Troisième entrée (21 février 2016) :
« L’exil est plus qu’une image pour dire et exposer notre rapport au temps et à l’espace, dont le point de rencontre serait le mouvement, il est devenu la nouvelle condition de notre imaginaire, qui ne se déploie plus que dans la mémoire qu’il garde de nos déportements passés et dans le rêve qu’il fait d’un lieu d’accueil éternellement à venir, qui ne soit plus un sol couvert de sang mais l’espace grand ouvert des regards et des paroles vers où convergent les véritables communautés dans leur mouvance ou leur transhumance la plus profonde1 ».
« Les écrivains vivent dans la langue et dans la voix cette condition à la fois exilaire et asilaire de l’homme, qui ne trouve refuge que dans les aléas de l’Histoire au bout de laquelle il retrouve la vue et la parole comme un abri de fortune contre les orages du temps et les tremblements du lieu. Temps et lieu qu’il n’habite plus qu’en poète, dirait Hölderlin, en les créant et recréant comme lieu de paroles et temps de la voix toujours en déplacement. Arpenteurs du monde intérieur des langues et des fables, les êtres de parole sont des « gens de voyage », sensibles aux déplacements que notre histoire récente et nos territoires nouveaux nous obligent à vivre, sans plus d’ancrage ni d’arrimage qu’au bord des mots et des regards qui nous emportent bien plus qu’ils ne nous fixent2 ».
« L’homme vit dans un no man’s land de l’éviction ou de l’expulsion et des entraves de toutes sortes à sa liberté de mouvement, privé d’espace et de temps – d’espace libre et de temps libre – où son humanité pourrait enfin s’exprimer.
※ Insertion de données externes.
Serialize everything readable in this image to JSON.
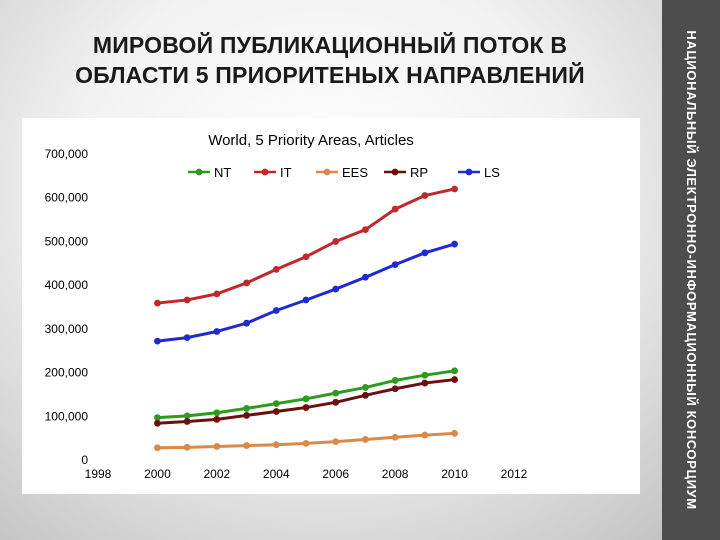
{
  "slide": {
    "title_line1": "МИРОВОЙ ПУБЛИКАЦИОННЫЙ ПОТОК В",
    "title_line2": "ОБЛАСТИ 5 ПРИОРИТЕНЫХ НАПРАВЛЕНИЙ",
    "side_label": "НАЦИОНАЛЬНЫЙ ЭЛЕКТРОННО-ИНФОРМАЦИОННЫЙ КОНСОРЦИУМ"
  },
  "chart_data": {
    "type": "line",
    "title": "World, 5 Priority Areas, Articles",
    "xlabel": "",
    "ylabel": "",
    "xlim": [
      1998,
      2012
    ],
    "ylim": [
      0,
      700000
    ],
    "x_ticks": [
      1998,
      2000,
      2002,
      2004,
      2006,
      2008,
      2010,
      2012
    ],
    "y_ticks": [
      0,
      100000,
      200000,
      300000,
      400000,
      500000,
      600000,
      700000
    ],
    "y_tick_labels": [
      "0",
      "100,000",
      "200,000",
      "300,000",
      "400,000",
      "500,000",
      "600,000",
      "700,000"
    ],
    "grid": false,
    "legend_position": "top",
    "x": [
      2000,
      2001,
      2002,
      2003,
      2004,
      2005,
      2006,
      2007,
      2008,
      2009,
      2010
    ],
    "series": [
      {
        "name": "NT",
        "color": "#2e9a1f",
        "values": [
          97000,
          101000,
          108000,
          118000,
          129000,
          140000,
          153000,
          166000,
          182000,
          194000,
          204000
        ]
      },
      {
        "name": "IT",
        "color": "#c0282d",
        "values": [
          359000,
          366000,
          380000,
          405000,
          436000,
          465000,
          500000,
          527000,
          574000,
          605000,
          620000
        ]
      },
      {
        "name": "EES",
        "color": "#d88a4a",
        "values": [
          28000,
          29000,
          31000,
          33000,
          35000,
          38000,
          42000,
          47000,
          52000,
          57000,
          61000
        ]
      },
      {
        "name": "RP",
        "color": "#6e0f0f",
        "values": [
          84000,
          88000,
          93000,
          102000,
          111000,
          120000,
          132000,
          148000,
          163000,
          176000,
          184000
        ]
      },
      {
        "name": "LS",
        "color": "#1f2bd1",
        "values": [
          272000,
          280000,
          294000,
          313000,
          342000,
          366000,
          391000,
          418000,
          447000,
          474000,
          494000
        ]
      }
    ]
  }
}
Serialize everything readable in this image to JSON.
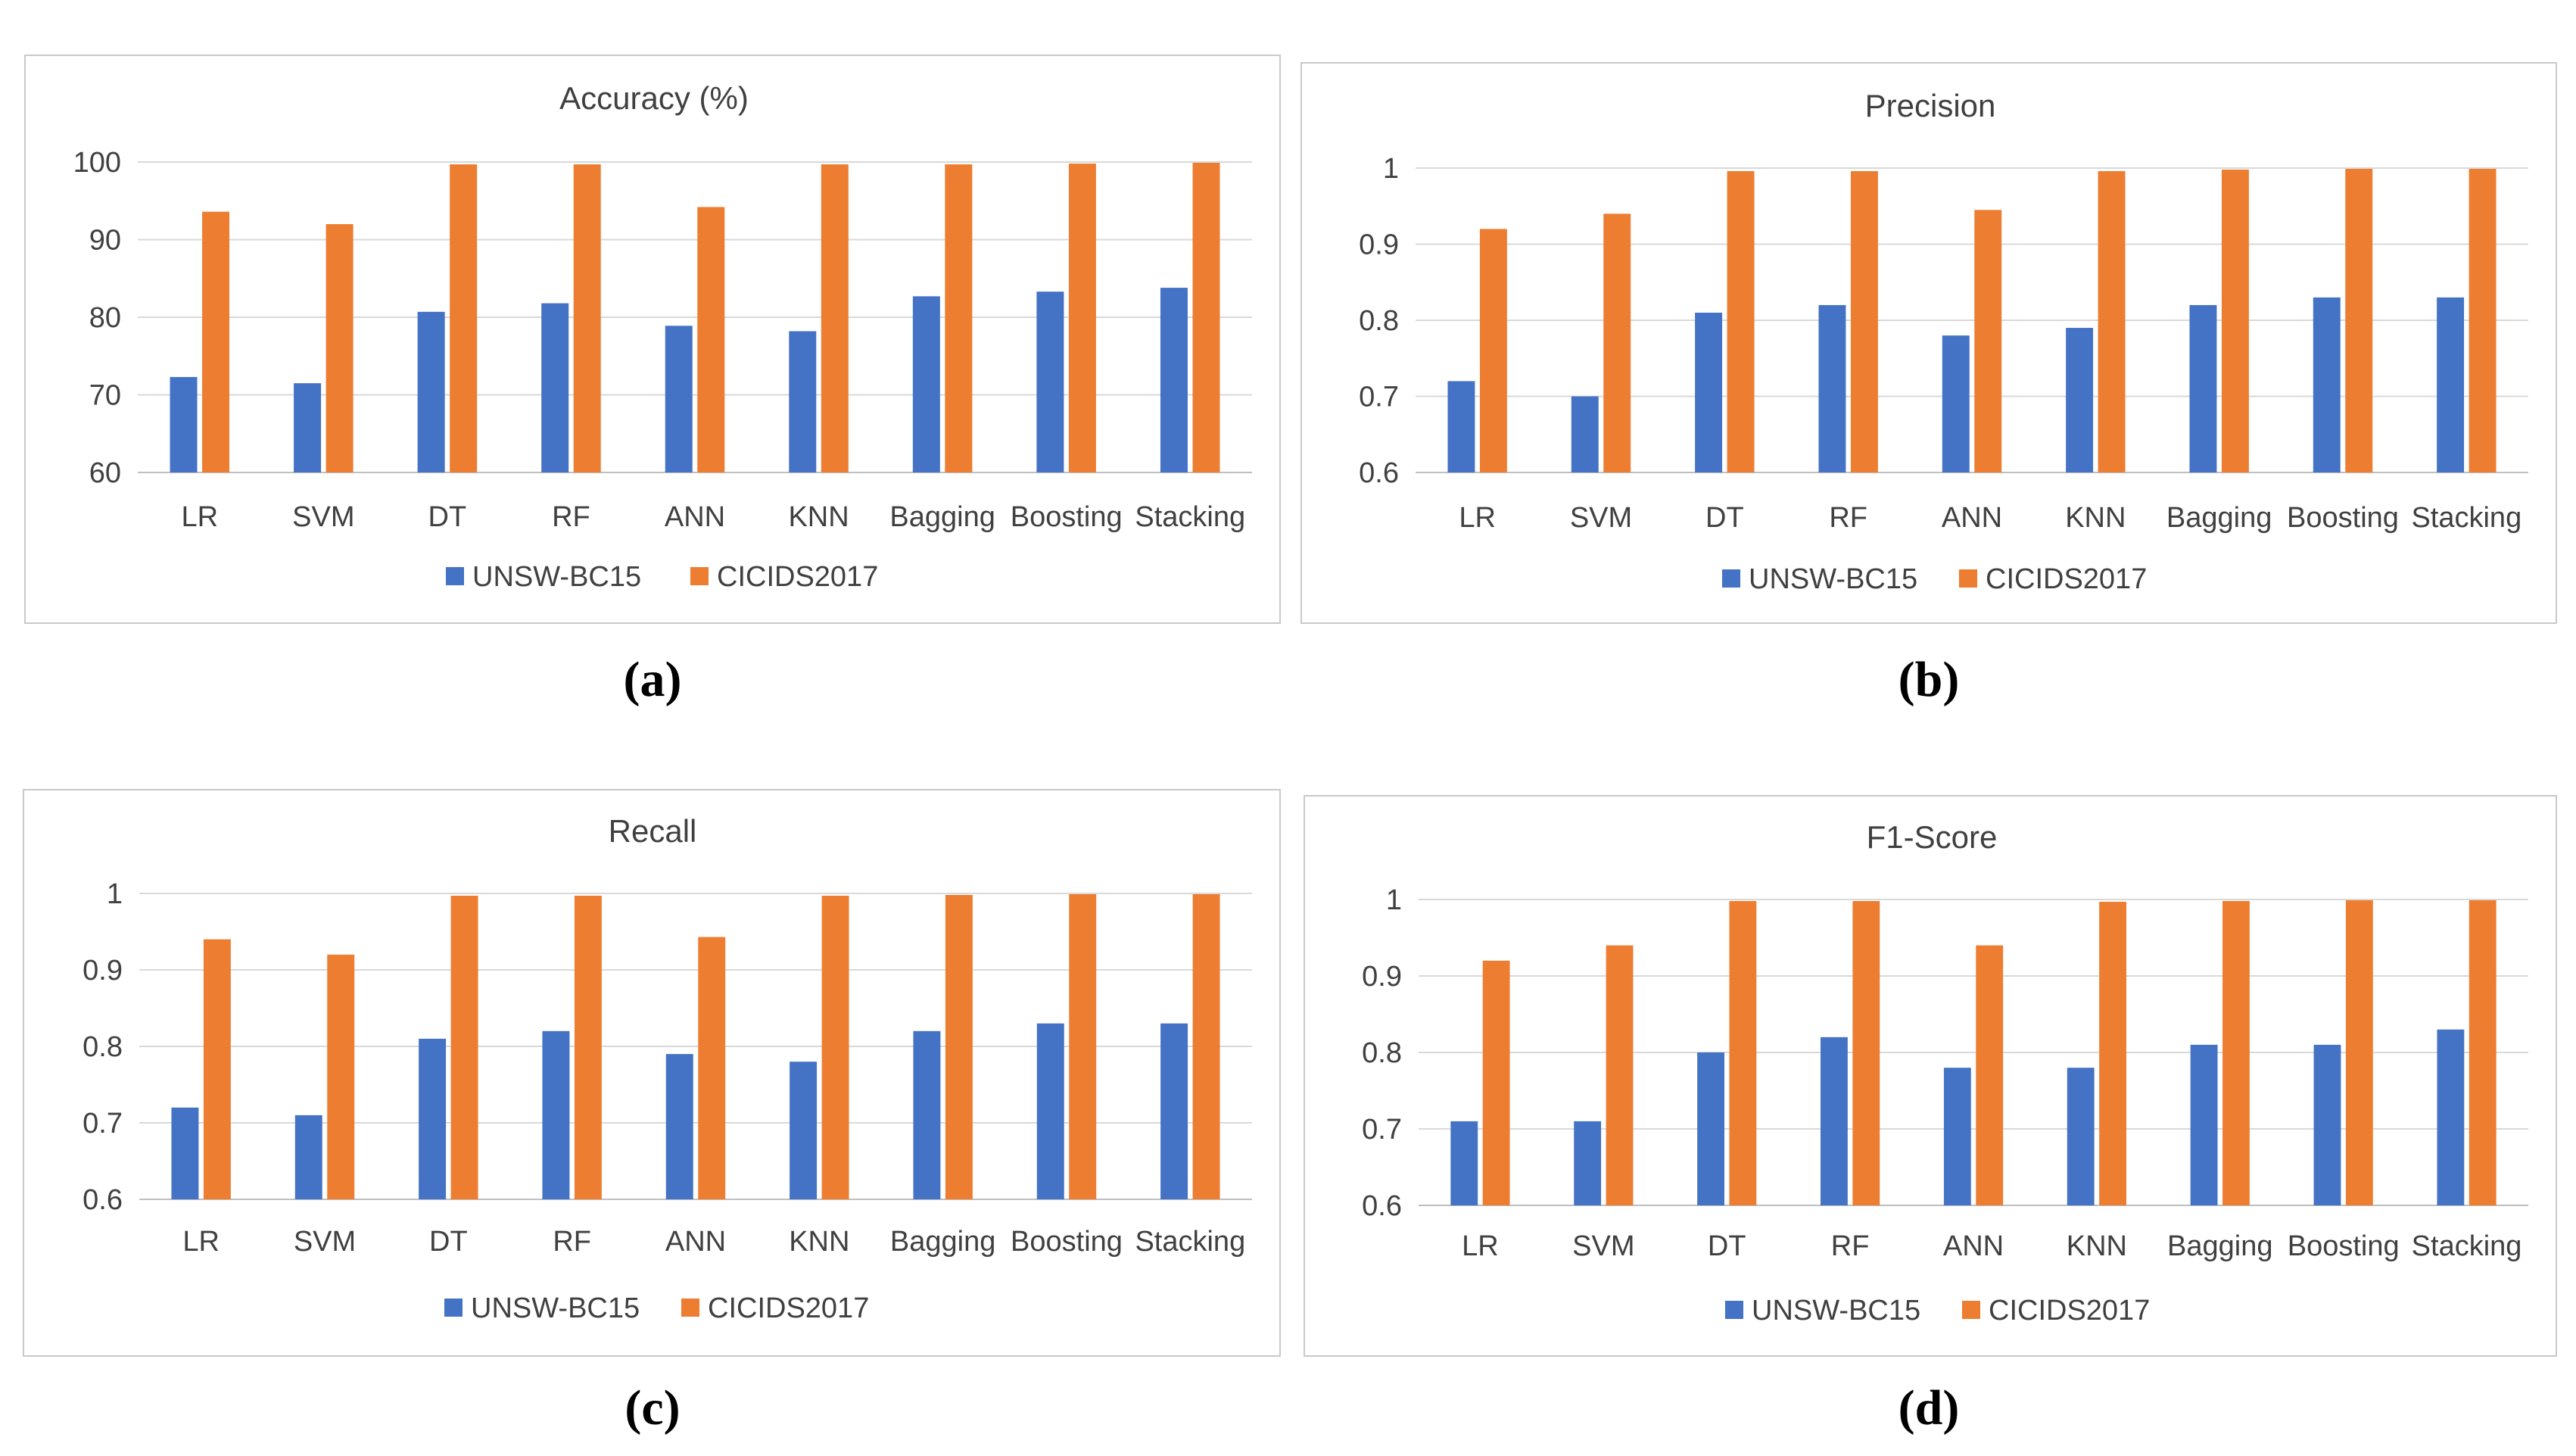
{
  "colors": {
    "unsw": "#4472C4",
    "cicids": "#ED7D31",
    "grid": "#d9d9d9",
    "axis": "#bfbfbf",
    "text": "#404040"
  },
  "legend": [
    "UNSW-BC15",
    "CICIDS2017"
  ],
  "chart_data": [
    {
      "id": "a",
      "type": "bar",
      "title": "Accuracy (%)",
      "caption": "(a)",
      "categories": [
        "LR",
        "SVM",
        "DT",
        "RF",
        "ANN",
        "KNN",
        "Bagging",
        "Boosting",
        "Stacking"
      ],
      "ylim": [
        60,
        100
      ],
      "yticks": [
        "60",
        "70",
        "80",
        "90",
        "100"
      ],
      "ytick_values": [
        60,
        70,
        80,
        90,
        100
      ],
      "series": [
        {
          "name": "UNSW-BC15",
          "values": [
            72.3,
            71.5,
            80.7,
            81.8,
            78.9,
            78.2,
            82.7,
            83.3,
            83.8
          ]
        },
        {
          "name": "CICIDS2017",
          "values": [
            93.6,
            92.0,
            99.7,
            99.7,
            94.2,
            99.7,
            99.7,
            99.8,
            99.9
          ]
        }
      ]
    },
    {
      "id": "b",
      "type": "bar",
      "title": "Precision",
      "caption": "(b)",
      "categories": [
        "LR",
        "SVM",
        "DT",
        "RF",
        "ANN",
        "KNN",
        "Bagging",
        "Boosting",
        "Stacking"
      ],
      "ylim": [
        0.6,
        1.0
      ],
      "yticks": [
        "0.6",
        "0.7",
        "0.8",
        "0.9",
        "1"
      ],
      "ytick_values": [
        0.6,
        0.7,
        0.8,
        0.9,
        1.0
      ],
      "series": [
        {
          "name": "UNSW-BC15",
          "values": [
            0.72,
            0.7,
            0.81,
            0.82,
            0.78,
            0.79,
            0.82,
            0.83,
            0.83
          ]
        },
        {
          "name": "CICIDS2017",
          "values": [
            0.92,
            0.94,
            0.996,
            0.996,
            0.945,
            0.996,
            0.998,
            0.999,
            0.999
          ]
        }
      ]
    },
    {
      "id": "c",
      "type": "bar",
      "title": "Recall",
      "caption": "(c)",
      "categories": [
        "LR",
        "SVM",
        "DT",
        "RF",
        "ANN",
        "KNN",
        "Bagging",
        "Boosting",
        "Stacking"
      ],
      "ylim": [
        0.6,
        1.0
      ],
      "yticks": [
        "0.6",
        "0.7",
        "0.8",
        "0.9",
        "1"
      ],
      "ytick_values": [
        0.6,
        0.7,
        0.8,
        0.9,
        1.0
      ],
      "series": [
        {
          "name": "UNSW-BC15",
          "values": [
            0.72,
            0.71,
            0.81,
            0.82,
            0.79,
            0.78,
            0.82,
            0.83,
            0.83
          ]
        },
        {
          "name": "CICIDS2017",
          "values": [
            0.94,
            0.92,
            0.997,
            0.997,
            0.943,
            0.997,
            0.998,
            0.999,
            0.999
          ]
        }
      ]
    },
    {
      "id": "d",
      "type": "bar",
      "title": "F1-Score",
      "caption": "(d)",
      "categories": [
        "LR",
        "SVM",
        "DT",
        "RF",
        "ANN",
        "KNN",
        "Bagging",
        "Boosting",
        "Stacking"
      ],
      "ylim": [
        0.6,
        1.0
      ],
      "yticks": [
        "0.6",
        "0.7",
        "0.8",
        "0.9",
        "1"
      ],
      "ytick_values": [
        0.6,
        0.7,
        0.8,
        0.9,
        1.0
      ],
      "series": [
        {
          "name": "UNSW-BC15",
          "values": [
            0.71,
            0.71,
            0.8,
            0.82,
            0.78,
            0.78,
            0.81,
            0.81,
            0.83
          ]
        },
        {
          "name": "CICIDS2017",
          "values": [
            0.92,
            0.94,
            0.998,
            0.998,
            0.94,
            0.997,
            0.998,
            0.999,
            0.999
          ]
        }
      ]
    }
  ]
}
Les paroles et les voix marquées à jamais par cette expérience humaine de l’exclusion et de la réclusion, de l’exil et de l’asile forcés, rappellent le drame qu’est pour tout homme la privation de son droit au « lieu » et d’en changer, mais elles disent aussi, dans un renversement des valeurs à quoi l’histoire elle-même et ses territoires éclatés nous contraignent désormais, que le déplacement de notre humanité, de lieux en lieux que la langue et le regard explorent sans relâche, peut être la chance inespérée d’une nouvelle définition de l’homme, qui ne se reconnait plus dans le territoire qu’il « occupe » mais dans l’espace-temps qu’il « libère » par sa parole et ses images, où il se raconte et s’illustre en dehors de toute enclave et de toute frontière, dans les zones franches de l’imagination la plus libre et de la mémoire créatrice3 ».